Шедшая рысью плотная колонна всадников разваливала на обе стороны толпу пешеходов, как лемех плуга рыхлую пашню. Эскадрон двигался без окриков, но даже запоздалые одиночные подводы, увидев его приближение, сами переваливали с дороги на комоватую степную залежь.

В памяти Брянцева всплыли какие-то давно потонувшие, затянутые тиной многих мутных тоскливых лет, далекие, неясные образы.

— Крепко строй держат, — вгляделся и он в проходившую колонну. — Седловка, саквы. Все в порядке. Вот она, дисциплина-то! И кони один в одного.

Всплывшие образы стали ясней.
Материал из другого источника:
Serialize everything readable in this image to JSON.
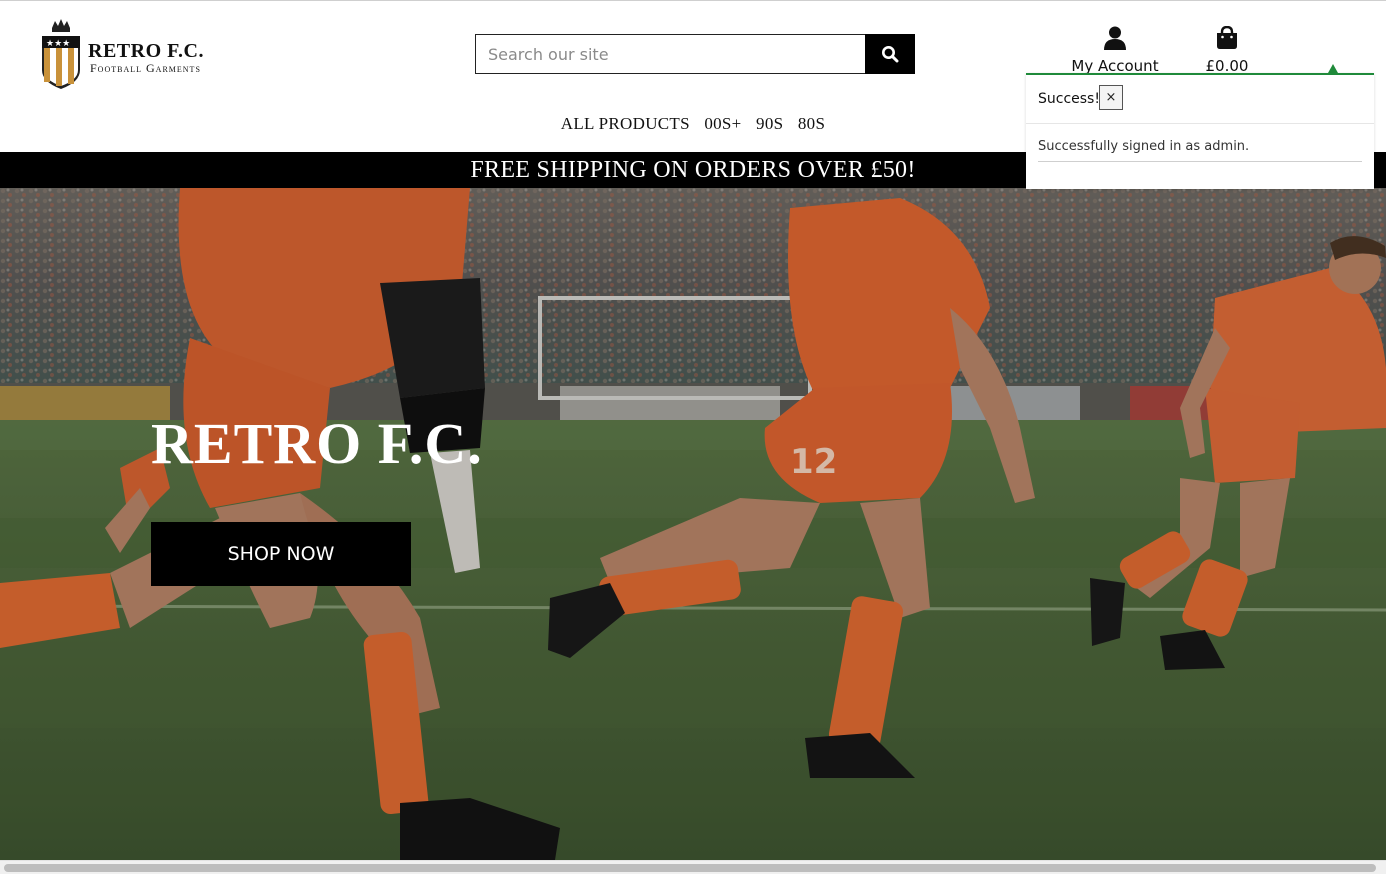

Отвердели и вырисовались в такой же строй таких же всадников, на таких же, но только не гнедых, а вороных конях.

Взвод. Его взвод. Корнета Брянцева. Марево. Был ли он когда-нибудь, этот корнет? А если б сейчас, вот отсюда, со двора учхоза, ударить со своим взводом им во фланг? В месиво, в крошонку вся колонна бы гробонулась.

Марево. Лезет чушь в голову.

Мутный людской поток стал заметно редеть. Подводы на сморенных, с набитыми холками лошадях тащились теперь поодиночке. На них сидели мелкие партийцы, часть которых Брянцев знал в лицо.

«Неудачники. И здесь в хвосте плетутся», — подумал он, и, словно угадав его мысль, на нее ответил Евстигнеич:

— Я эфтих коней знаю. Они с ветеринарного пункта. Ихний лазаретный выпас в овраге, как от фурштата к нам иттить. На таких конях далеко не уедешь. Значит, и здесь опять кому что достанется.

Солнце стояло еще высоко, но дорога уже опустела. Волна беженцев спала. Теперь и одинокие пешеходы двигались редкими, разрозненными группами, по три-четыре человека.

— Немного народу из городу-то ушло, — сделал свой вывод Евстигнеич, — какое-никакое, а у каждого свое добро есть. Куда от него иттить? Ну, разве что петля на шее, тогда, ясно-понятно, все для своего спасения покинешь.